Mais au terme de la première représentation de Mahomet jouée dans le parc de Ferney, elle saura aussi ôter les illusions du vieil homme quant au désintérêt du public envers sa tragédie dont il espérait qu'elle serait accueillie avec enthousiasme par les foules.


«- [...] Dites-moi, pourquoi ma tragédie n'a-t-elle point intéressé autant de gens ?
Il faut être en condition pour aimer les querelles de rois, de princes, de chérifs dans des pays si lointains.
- Vous désapprouvez mes travaux ?
- Les travaux champêtres préparent mal à apprécier Cinna ou à démêler ce qui distingue un beau vers d'un mauvais... Le parterre goûte mieux les histoires de cocus.
- Les histoires de cocus, dites-vous ?... Mais, Zanetta, le théâtre est la seule chose qui nous distingue des autres nations...
- A Versailles.
- Vous avez été touchante dans le rôle de Palmire.
- Les gens préfèrent le genre comique.
- Vraiment ?
- Ils se sont endormis.
- Tous ?
- Presque. Et j'ai vu de légers sourires, vous savez...Un homme en turban qui hurle en vers et manie la hache...
- Que vous dire ? Retournez à la barbarie.
- Si vous voulez récolter beaucoup d'applaudissements dans les campagnes, je crois qu'il faudra faire l'éducation de vos paysans, de vos bûcherons, de vos cuisiniers et de vos modestes vachères.
- Elles préfèrent la pantomime ?
- Je crois... Vos honnêtes domestiques préfèrent le tripot, l'écarté, un cruchon de vin blanc, bourrer une pipe. Les grands seigneurs de France comprennent eux la noblesse des actes. La gloire ! Les grandes actions ! Ils savent de quoi il s'agit... Ils se rêvent en toge... Enfin, tout ceci est une bagatelle. Dans vingt ans, nous serons ficelés dans le même sort.
- Comment cela ?
- Morts. »


« Un été chez Voltaire », le dernier roman de Jacques-Pierre Amette, sous son aspect faussement léger, insouciant et délicat, dont l'atmosphère rappelle les toiles de Watteau, est en fait un récit d'une troublante actualité.

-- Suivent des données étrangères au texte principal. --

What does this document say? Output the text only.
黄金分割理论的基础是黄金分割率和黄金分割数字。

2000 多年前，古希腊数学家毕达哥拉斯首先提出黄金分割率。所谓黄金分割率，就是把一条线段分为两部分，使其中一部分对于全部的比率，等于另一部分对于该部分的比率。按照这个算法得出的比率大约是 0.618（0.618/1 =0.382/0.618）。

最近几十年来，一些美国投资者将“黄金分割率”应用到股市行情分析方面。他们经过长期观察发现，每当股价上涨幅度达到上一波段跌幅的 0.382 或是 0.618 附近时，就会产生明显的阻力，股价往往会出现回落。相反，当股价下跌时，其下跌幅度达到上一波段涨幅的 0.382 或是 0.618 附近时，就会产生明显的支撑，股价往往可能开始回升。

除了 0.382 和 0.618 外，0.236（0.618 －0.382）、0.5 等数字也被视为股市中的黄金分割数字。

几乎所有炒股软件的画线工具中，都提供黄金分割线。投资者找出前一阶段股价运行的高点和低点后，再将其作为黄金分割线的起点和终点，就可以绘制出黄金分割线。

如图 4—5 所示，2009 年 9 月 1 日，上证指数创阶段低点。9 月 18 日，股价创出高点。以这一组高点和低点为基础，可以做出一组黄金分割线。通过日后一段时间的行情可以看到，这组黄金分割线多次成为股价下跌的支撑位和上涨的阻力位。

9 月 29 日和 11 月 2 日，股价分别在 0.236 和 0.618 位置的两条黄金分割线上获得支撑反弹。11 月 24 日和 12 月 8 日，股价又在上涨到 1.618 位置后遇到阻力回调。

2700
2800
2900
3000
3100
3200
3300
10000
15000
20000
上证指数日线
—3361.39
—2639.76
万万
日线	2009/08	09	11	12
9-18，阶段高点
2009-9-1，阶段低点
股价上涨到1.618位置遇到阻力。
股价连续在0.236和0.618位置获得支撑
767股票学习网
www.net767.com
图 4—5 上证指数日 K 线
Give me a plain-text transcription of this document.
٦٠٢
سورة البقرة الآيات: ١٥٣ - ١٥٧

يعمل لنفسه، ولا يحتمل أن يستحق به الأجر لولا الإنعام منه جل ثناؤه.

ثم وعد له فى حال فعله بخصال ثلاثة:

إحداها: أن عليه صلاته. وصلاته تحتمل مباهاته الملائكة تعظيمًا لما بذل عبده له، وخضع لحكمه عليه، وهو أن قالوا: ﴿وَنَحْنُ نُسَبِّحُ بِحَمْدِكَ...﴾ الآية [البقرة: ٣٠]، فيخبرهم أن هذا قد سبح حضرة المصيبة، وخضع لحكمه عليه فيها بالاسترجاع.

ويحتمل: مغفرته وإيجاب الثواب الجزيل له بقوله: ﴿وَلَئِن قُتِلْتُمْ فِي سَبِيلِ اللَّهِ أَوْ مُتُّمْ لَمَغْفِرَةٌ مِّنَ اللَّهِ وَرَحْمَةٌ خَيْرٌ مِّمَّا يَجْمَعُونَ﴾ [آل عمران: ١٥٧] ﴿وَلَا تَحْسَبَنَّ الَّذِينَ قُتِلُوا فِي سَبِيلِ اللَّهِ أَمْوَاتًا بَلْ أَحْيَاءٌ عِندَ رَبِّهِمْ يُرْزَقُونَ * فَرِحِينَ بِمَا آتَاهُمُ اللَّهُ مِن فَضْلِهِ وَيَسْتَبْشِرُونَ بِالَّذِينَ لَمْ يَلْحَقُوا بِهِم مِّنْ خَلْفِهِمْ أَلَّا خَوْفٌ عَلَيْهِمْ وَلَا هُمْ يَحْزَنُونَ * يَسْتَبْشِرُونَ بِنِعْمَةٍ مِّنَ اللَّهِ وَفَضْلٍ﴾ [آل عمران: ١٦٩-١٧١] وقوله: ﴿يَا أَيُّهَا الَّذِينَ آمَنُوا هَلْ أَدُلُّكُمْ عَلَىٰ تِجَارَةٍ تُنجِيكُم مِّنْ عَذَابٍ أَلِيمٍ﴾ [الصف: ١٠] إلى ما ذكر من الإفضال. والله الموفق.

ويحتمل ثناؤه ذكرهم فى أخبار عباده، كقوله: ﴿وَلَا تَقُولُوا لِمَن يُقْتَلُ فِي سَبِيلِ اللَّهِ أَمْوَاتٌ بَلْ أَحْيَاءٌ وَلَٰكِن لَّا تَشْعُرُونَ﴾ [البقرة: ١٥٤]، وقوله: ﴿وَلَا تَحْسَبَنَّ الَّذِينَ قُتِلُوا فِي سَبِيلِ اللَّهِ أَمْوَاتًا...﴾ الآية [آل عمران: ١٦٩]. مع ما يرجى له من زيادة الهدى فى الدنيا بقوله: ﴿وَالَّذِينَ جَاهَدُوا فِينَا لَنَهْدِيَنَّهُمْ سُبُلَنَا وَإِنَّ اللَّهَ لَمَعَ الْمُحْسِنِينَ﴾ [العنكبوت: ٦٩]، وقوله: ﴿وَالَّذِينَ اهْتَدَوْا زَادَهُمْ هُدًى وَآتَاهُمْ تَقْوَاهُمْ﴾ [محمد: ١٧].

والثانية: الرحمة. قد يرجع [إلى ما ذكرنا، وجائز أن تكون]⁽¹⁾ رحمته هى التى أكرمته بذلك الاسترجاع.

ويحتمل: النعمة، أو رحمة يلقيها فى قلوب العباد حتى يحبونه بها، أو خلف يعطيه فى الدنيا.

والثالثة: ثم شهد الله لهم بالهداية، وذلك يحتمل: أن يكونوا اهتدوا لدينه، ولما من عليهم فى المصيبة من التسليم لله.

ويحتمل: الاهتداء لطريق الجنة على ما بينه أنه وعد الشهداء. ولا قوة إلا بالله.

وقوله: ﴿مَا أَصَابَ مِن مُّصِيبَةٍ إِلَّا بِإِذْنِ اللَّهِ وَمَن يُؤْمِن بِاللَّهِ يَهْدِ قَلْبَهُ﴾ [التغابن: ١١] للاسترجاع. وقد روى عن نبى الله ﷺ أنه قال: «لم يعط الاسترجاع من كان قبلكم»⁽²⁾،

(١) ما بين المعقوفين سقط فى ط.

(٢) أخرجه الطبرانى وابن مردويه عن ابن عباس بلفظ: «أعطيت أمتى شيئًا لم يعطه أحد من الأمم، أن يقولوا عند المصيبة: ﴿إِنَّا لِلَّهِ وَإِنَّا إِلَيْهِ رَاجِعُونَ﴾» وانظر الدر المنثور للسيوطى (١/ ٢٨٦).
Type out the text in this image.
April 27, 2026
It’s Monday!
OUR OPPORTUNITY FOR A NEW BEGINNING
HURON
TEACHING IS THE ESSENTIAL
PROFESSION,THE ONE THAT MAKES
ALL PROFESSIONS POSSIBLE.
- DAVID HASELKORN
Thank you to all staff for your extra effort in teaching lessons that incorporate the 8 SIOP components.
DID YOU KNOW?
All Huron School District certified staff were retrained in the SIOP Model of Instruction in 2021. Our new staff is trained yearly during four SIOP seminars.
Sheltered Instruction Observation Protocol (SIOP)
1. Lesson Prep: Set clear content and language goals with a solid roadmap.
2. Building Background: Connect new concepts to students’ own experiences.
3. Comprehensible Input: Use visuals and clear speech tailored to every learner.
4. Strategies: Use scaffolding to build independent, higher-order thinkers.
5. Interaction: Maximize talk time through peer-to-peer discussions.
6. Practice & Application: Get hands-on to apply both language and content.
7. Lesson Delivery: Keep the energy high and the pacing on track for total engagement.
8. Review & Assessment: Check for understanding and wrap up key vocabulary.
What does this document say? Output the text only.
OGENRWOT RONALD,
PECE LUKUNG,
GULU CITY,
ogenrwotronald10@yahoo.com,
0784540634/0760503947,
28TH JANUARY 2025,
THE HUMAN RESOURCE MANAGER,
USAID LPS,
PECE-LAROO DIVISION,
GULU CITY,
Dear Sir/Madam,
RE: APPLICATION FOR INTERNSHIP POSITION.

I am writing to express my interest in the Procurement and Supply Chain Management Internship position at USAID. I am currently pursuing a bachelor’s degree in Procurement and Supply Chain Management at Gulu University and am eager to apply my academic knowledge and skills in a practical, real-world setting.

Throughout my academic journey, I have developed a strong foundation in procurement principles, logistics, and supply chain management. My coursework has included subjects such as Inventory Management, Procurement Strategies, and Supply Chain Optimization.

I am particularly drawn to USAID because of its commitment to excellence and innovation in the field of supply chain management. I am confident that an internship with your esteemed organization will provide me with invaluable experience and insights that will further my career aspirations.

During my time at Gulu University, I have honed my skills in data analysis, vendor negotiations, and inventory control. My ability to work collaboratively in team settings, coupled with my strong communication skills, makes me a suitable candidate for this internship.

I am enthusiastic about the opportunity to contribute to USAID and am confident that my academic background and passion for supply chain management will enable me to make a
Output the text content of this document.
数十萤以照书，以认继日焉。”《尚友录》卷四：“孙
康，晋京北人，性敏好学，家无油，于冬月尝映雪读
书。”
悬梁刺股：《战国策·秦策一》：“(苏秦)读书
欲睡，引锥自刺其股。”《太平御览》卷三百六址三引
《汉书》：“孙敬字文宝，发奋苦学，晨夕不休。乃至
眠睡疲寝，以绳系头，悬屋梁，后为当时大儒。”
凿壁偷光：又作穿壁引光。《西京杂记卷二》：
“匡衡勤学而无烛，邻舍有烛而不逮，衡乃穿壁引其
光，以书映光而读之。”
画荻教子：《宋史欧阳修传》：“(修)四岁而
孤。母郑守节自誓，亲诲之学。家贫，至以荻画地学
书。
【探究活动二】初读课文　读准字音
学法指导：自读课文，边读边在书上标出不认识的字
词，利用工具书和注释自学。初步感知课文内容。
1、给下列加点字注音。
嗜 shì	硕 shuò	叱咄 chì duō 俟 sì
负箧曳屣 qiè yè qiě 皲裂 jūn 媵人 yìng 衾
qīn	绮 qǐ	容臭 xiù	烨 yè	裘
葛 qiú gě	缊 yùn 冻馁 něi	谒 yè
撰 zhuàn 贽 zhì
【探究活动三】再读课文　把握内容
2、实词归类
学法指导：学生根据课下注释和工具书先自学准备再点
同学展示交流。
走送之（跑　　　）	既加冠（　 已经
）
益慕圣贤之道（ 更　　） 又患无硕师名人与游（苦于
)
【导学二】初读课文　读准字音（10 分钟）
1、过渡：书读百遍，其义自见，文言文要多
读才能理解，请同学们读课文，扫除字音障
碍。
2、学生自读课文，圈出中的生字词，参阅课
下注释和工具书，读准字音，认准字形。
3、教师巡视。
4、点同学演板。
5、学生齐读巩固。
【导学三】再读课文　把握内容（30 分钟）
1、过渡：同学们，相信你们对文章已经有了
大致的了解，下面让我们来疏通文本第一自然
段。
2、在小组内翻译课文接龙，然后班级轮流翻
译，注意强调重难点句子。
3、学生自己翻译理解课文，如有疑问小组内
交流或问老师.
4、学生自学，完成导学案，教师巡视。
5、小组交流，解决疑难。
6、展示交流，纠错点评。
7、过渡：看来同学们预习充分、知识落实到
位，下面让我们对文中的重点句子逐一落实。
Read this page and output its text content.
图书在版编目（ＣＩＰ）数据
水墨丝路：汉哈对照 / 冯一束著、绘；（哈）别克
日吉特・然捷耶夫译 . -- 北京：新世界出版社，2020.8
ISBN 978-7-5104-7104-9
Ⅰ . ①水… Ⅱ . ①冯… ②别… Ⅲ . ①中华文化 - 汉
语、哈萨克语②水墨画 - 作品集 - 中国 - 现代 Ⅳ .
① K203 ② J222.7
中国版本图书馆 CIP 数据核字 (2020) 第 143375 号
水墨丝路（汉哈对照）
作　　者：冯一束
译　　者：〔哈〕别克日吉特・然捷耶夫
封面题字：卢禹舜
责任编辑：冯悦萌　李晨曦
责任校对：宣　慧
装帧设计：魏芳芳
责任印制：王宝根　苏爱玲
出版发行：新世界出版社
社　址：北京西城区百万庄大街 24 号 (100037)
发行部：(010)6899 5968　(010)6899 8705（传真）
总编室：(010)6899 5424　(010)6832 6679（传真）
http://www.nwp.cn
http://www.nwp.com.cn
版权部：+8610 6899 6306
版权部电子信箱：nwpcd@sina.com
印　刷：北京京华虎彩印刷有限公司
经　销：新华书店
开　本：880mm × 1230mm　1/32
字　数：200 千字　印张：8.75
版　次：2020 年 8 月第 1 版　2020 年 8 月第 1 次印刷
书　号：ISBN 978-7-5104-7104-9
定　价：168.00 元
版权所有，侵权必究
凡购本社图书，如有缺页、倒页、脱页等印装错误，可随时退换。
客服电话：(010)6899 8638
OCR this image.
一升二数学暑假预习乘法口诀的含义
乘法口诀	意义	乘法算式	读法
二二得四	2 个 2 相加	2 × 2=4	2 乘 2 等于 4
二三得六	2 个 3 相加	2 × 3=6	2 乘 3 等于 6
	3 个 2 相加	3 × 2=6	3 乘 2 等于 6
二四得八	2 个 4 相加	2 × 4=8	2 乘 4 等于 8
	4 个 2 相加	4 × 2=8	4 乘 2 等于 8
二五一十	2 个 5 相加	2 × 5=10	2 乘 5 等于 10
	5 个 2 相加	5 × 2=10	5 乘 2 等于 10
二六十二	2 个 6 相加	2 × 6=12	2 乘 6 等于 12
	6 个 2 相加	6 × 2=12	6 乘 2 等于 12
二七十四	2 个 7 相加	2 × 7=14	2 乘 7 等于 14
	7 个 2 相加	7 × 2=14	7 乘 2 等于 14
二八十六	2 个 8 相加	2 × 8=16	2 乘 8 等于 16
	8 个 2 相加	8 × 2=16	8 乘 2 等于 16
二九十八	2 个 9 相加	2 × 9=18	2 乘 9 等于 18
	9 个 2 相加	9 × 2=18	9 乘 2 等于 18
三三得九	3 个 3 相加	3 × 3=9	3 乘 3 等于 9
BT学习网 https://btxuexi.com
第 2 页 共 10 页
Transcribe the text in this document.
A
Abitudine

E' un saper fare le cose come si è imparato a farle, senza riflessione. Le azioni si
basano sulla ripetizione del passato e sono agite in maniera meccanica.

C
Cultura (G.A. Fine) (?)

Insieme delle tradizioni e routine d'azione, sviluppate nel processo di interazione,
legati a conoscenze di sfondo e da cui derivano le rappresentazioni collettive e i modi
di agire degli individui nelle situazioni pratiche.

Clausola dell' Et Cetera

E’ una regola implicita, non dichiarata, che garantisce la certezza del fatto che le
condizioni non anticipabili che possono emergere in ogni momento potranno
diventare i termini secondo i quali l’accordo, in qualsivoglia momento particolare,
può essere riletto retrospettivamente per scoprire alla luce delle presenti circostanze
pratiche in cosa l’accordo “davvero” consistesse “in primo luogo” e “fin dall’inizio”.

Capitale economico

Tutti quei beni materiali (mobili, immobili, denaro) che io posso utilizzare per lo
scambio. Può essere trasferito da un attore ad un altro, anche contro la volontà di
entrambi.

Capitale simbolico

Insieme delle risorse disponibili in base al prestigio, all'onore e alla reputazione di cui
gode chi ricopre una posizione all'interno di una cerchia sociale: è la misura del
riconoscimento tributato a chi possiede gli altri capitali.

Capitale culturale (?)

Par sa réflexion sur les fanatismes religieux, le rôle de la culture dans la société ainsi que son appropriation par les classes les plus nanties, les conflits armés dont la prolongation ou la conclusion dépendent d'intérêts économiques ou de l'indifférence des masses, le roman de Jacques-Pierre Amette nous invite, en nous tendant le miroir d'un Siècle des Lumières parfois bien obscur, à nous pencher sur le présent et le devenir de notre civilisation, elle aussi en proie aux mêmes menaces que celles décrites dans cet ouvrage.

A travers le personnage de Voltaire, figure pétrie de contradictions, il nous met face à nos propres hésitations, à nos propres ambiguïtés devant les défis politiques et philosophiques auxquels nous nous trouvons aujourd'hui confrontés.